Vatican City, Feb 19, 2022 / 12:15 pm (CNA).

Cardinal Luis Antonio Tagle has encouraged people not to be intimidated by the concept of “evangelization,” but to remember that it can be a simple human interaction or conversation among friends, family, coworkers, or social media followers.

“Sometimes we make things very complicated – ‘evangelization.’ It is a conversation. It is a conversation about Jesus,” Tagle said Saturday night in his closing remarks for the Vatican’s priesthood conference.

“Simple human interaction or conversation centered on the Word of Life that fosters unity, I think needs to be encouraged in our time, especially in families, schools, workplaces, recreation centers, hospitals, social media, during coffee break, and simple gatherings of friends,” he said.

Tagle, the prefect of the Vatican Congregation for the Evangelization of Peoples, was asked to give the closing speech on Feb. 19 for a three-day Vatican conference on the theology of the priesthood.

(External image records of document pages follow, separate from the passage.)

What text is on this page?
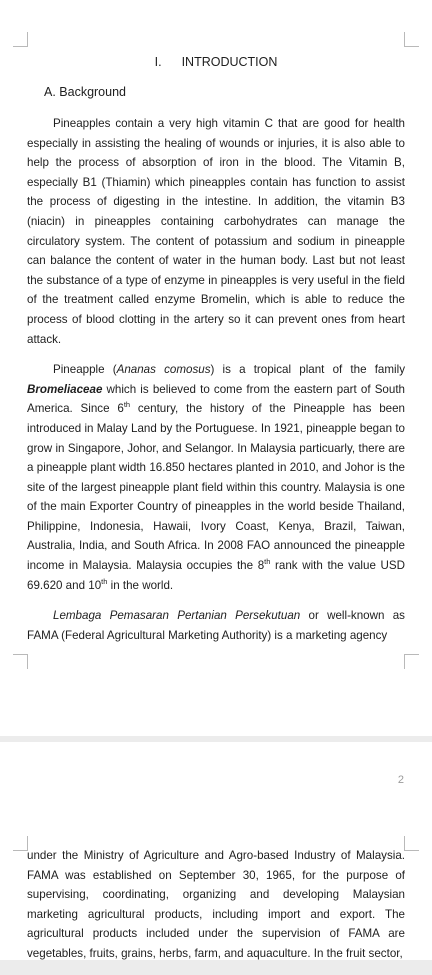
I. INTRODUCTION
A. Background

Pineapples contain a very high vitamin C that are good for health especially in assisting the healing of wounds or injuries, it is also able to help the process of absorption of iron in the blood. The Vitamin B, especially B1 (Thiamin) which pineapples contain has function to assist the process of digesting in the intestine. In addition, the vitamin B3 (niacin) in pineapples containing carbohydrates can manage the circulatory system. The content of potassium and sodium in pineapple can balance the content of water in the human body. Last but not least the substance of a type of enzyme in pineapples is very useful in the field of the treatment called enzyme Bromelin, which is able to reduce the process of blood clotting in the artery so it can prevent ones from heart attack.

Pineapple (Ananas comosus) is a tropical plant of the family Bromeliaceae which is believed to come from the eastern part of South America. Since 6th century, the history of the Pineapple has been introduced in Malay Land by the Portuguese. In 1921, pineapple began to grow in Singapore, Johor, and Selangor. In Malaysia particuarly, there are a pineapple plant width 16.850 hectares planted in 2010, and Johor is the site of the largest pineapple plant field within this country. Malaysia is one of the main Exporter Country of pineapples in the world beside Thailand, Philippine, Indonesia, Hawaii, Ivory Coast, Kenya, Brazil, Taiwan, Australia, India, and South Africa. In 2008 FAO announced the pineapple income in Malaysia. Malaysia occupies the 8th rank with the value USD 69.620 and 10th in the world.

Lembaga Pemasaran Pertanian Persekutuan or well-known as FAMA (Federal Agricultural Marketing Authority) is a marketing agency

2

under the Ministry of Agriculture and Agro-based Industry of Malaysia. FAMA was established on September 30, 1965, for the purpose of supervising, coordinating, organizing and developing Malaysian marketing agricultural products, including import and export. The agricultural products included under the supervision of FAMA are vegetables, fruits, grains, herbs, farm, and aquaculture. In the fruit sector,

Pope Francis opened the conference on Thursday with a reflection on his more than 52 years of priesthood.

Cardinal Tagle speaks at the Vatican conference on the theology of the priesthood on Feb. 19, 2022. Screenshot from YouTube

In a very animated speech, Tagle said that “mission forms community, which in turn becomes the flame that fires up other missionaries.”

The cardinal shared that one of the youth delegates at the 2018 Synod of Bishops on young people had told him that her friends’ experience of the Church was of priests who were “angry, impatient, unapproachable” and who “criticize persons during homilies and talk always about rules.”

Tagle added that hearing testimonies like this prompted him to reflect on joy in the lives of the baptized.

“There are many reasons why we feel tired, empty and joyless. But I asked myself: Is it possible that one reason for the loss of joy in a baptized person or a minister of the church is the lack or weakening of the sense of mission?” he said.

“Without a commitment to mission, the priesthood of the baptized or consecrated life and the ministerial priesthood are deprived of joy. Why? Because the priesthood of Christ is intrinsically linked to his mission.”

Tagle’s speech marked the end of the live-streamed summit “For a Fundamental Theology of the Priesthood,” which took place Feb. 17-19 in the Vatican’s Paul VI Hall. The symposium was first announced in April 2021.

Cardinal Marc Ouellet, prefect of the Vatican Congregation for Bishops, organized the meeting together with the France-based Research and Anthropology Center for Vocations.

The third and final day of the conference was dedicated to “Celibacy, charisms, and spirituality.”

“The priesthood of Jesus is completely missionary and continues to be so for He intercedes eternally for his brothers and sisters before the Father in the heavenly sanctuary,” Tagle said.

“Jesus’ priesthood is a wholly missionary life. Remove mission, there will be no joy, no joy, in those who share in the priesthood of Christ in baptism, in other states of life, and in the ministerial priesthood.”

Tagle reflected on Jesus’ words in the Gospel of John: “As the Father has sent me, so I send you.”

“The ones Jesus loves are the ones he sends,” Tagle noted. “Dangerous love. The more he loves you, the more he sends you.”

The 64-year-old cardinal from the Philippines said that being called to “belong to Jesus and share in his mission” is not a matter of “creating or promoting one’s own project, but of participating in God’s salvific plan in the missions of Jesus and the Holy Spirit.”

“It is the joy, not of inventing one’s message, but of proclaiming what one has heard, seen, looked upon and touched of the word of life. It is the joy, not of boasting of one’s knowledge of the Lord, but of humbly being led by the Holy Spirit’s testimony to Jesus,” he said.

“It is the joy, not of being obsessed with achievements, degrees – ‘Oh, I have a doctorate, you only a master’s degree. I deserve the cathedral. You deserve a village parish.’ – That’s not joy. It’s obsession with achievements.”

“It is the joy of gratitude to Him who makes weak and sinful disciples strong by His grace. We wish every baptized Christian would experience the joy of being a disciple missionary,” he said.